Prediction of TAD boundaries in IMR90 cells. a The distribution of various histone marks around TAD boundaries. b Prediction accuracy using various features. The ROC curves correspond to the testing data. AUC scores are shown in parentheses. c Variable selection in BART model. The x-axis represents the usage frequency of each variable in the BART model. d Fraction of CTCF peaks (and filtered subsets) that overlap with TAD boundaries in IMR90 cells. Consensus peaks are defined as those appearing in all 9 cell types

To test whether cell-type specific histone modification profiles were needed for prediction of TAD boundaries, we obtained ChIP-seq data in 8 other cell types (GM12878, H1HESC, HMEC, HSMM, HUVEC, K562, NHEK, NHLF), and used the average profile as input of the BART model (Methods). Despite the lack of data in IMR90 cells, the prediction performance was almost indistinguishable (Fig 6a), thereby supporting our hypothesis. Similarly, the precision of using the CTCF consensus peaks slightly better than using the IMR90 specific CTCF peaks (Methods, Fig. 5d). This result is consistent with the previous observation that the TAD structure is stable across cell-types [10, 28]. For comparison, we applied a similar analysis to predict the chromatin interaction hubs, and found that the cell-type specific ChIP-seq data was needed to obtain good prediction accuracy (Fig. 6b). Taken together, these results provide new insights into the cell-type specific differences between TAD boundaries and hubs.

Fig. 6
figure 6

Cell-type specificity of predictions. a Comparison of the prediction accuracy of TAD boundaries by using cell-type specific and average histone mark data. The average data were computed based on 8 cell-types other than IMR90. b Comparison of the prediction accuracy of hubs by using cell-type specific and average histone mark data. The average data were computed based on 8 cell-types other than IMR90

Discussion

Genome-wide exploration of the 3D chromatin organization remains a major challenge.
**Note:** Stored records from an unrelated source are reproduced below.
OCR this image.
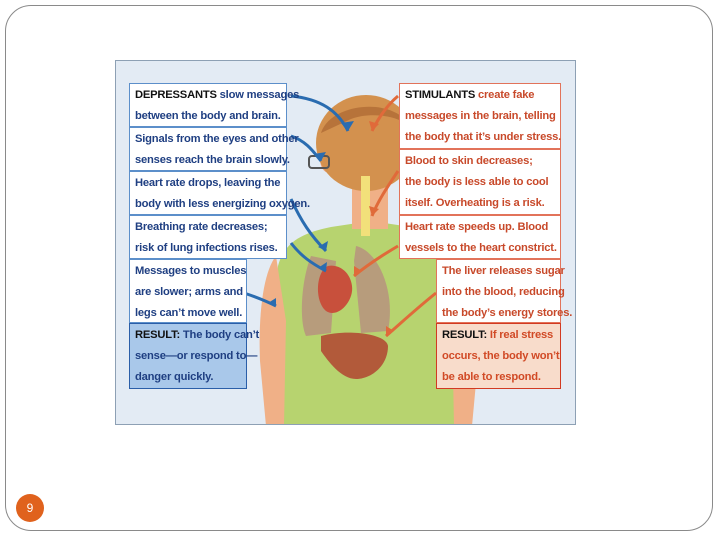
DEPRESSANTS slow messages
between the body and brain.
Signals from the eyes and other
senses reach the brain slowly.
Heart rate drops, leaving the
body with less energizing oxygen.
Breathing rate decreases;
risk of lung infections rises.
Messages to muscles
are slower; arms and
legs can’t move well.
RESULT: The body can’t
sense—or respond to—
danger quickly.
STIMULANTS create fake
messages in the brain, telling
the body that it’s under stress.
Blood to skin decreases;
the body is less able to cool
itself. Overheating is a risk.
Heart rate speeds up. Blood
vessels to the heart constrict.
The liver releases sugar
into the blood, reducing
the body’s energy stores.
RESULT: If real stress
occurs, the body won’t
be able to respond.
9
Here we develop a computational approach to use widely accessible ChIP-seq data to predict chromatin interaction hubs and TAD boundaries. In both cases, our models result in reasonable prediction accuracy, supporting the validity of this approach. Using computational modeling, we identified distinctive combinatorial histone patterns between chromatin interaction hubs and regions with few interactions, and between TAD boundaries and internal domains. This information has advanced our understanding of the determinants of chromatin organization, leading to the hypothesis that these combinatorial patterns may be involved in mediating chromatin interactions. This hypothesis can now be tested experimentally, for instance by removal of characteristic histone marks via the CRISPR-Cas9 system.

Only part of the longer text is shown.